Spatial processing of sparse, irregular, double-precision floating-point computation using a single FPGA enables up to an order of magnitude speedup and energy-savings over a conventional microprocessor for the simulation program with integrated circuit emphasis (SPICE) circuit simulator. We develop a parallel, FPGA-based, heterogeneous architecture customized for accelerating the SPICE simulator to deliver this speedup. To properly parallelize the complete simulator, we decompose SPICE into its three constituent phases—Model Evaluation, Sparse Matrix-Solve, and Iteration Control—and customize a spatial architecture for each phase independently. Our heterogeneous FPGA organization mixes very large instruction word (VLIW), Dataflow and Streaming architectures into a cohesive, unified design. We program this parallel architecture with a high-level, domain-specific framework that identifies, exposes and exploits parallelism available in the SPICE circuit simulator using streaming (SCORE framework), data-parallel (Verilog-AMS models) and dataflow (KLU matrix solver) patterns.
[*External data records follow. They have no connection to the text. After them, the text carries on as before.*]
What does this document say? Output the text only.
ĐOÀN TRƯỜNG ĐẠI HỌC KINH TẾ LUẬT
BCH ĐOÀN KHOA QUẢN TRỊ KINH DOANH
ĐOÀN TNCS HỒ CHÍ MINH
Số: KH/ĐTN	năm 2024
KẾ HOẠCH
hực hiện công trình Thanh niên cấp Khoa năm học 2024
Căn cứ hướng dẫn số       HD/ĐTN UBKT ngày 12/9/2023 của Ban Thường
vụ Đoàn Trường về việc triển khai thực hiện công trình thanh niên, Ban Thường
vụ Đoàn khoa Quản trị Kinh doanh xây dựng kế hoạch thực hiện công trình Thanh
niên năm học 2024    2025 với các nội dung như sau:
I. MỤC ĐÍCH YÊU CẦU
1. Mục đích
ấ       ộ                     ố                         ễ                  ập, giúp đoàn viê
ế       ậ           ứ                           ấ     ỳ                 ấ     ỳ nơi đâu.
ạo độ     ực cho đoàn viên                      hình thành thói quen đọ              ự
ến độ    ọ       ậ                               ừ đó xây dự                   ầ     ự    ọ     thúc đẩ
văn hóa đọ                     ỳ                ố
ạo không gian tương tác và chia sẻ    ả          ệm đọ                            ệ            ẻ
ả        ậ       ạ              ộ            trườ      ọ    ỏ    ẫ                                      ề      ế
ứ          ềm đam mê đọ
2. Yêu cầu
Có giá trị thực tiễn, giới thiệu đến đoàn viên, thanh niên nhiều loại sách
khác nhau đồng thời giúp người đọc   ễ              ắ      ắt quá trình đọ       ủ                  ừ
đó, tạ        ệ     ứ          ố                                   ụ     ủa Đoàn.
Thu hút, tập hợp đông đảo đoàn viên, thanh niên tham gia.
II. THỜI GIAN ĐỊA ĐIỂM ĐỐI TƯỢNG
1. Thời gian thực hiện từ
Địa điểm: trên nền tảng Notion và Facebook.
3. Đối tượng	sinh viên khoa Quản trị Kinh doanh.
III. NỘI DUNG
Our FPGA architecture is able to outperform conventional processors due to a combination of factors including high utilization of statically-scheduled resources, low-overhead dataflow scheduling of fine-grained tasks, and streaming, overlapped processing of the control algorithms. We expect approaches based on exploiting spatial parallelism to become important as frequency scaling continues to slow down and modern processing architectures turn to parallelism (e.g. multi-core, GPUs) due to constraints of power consumption.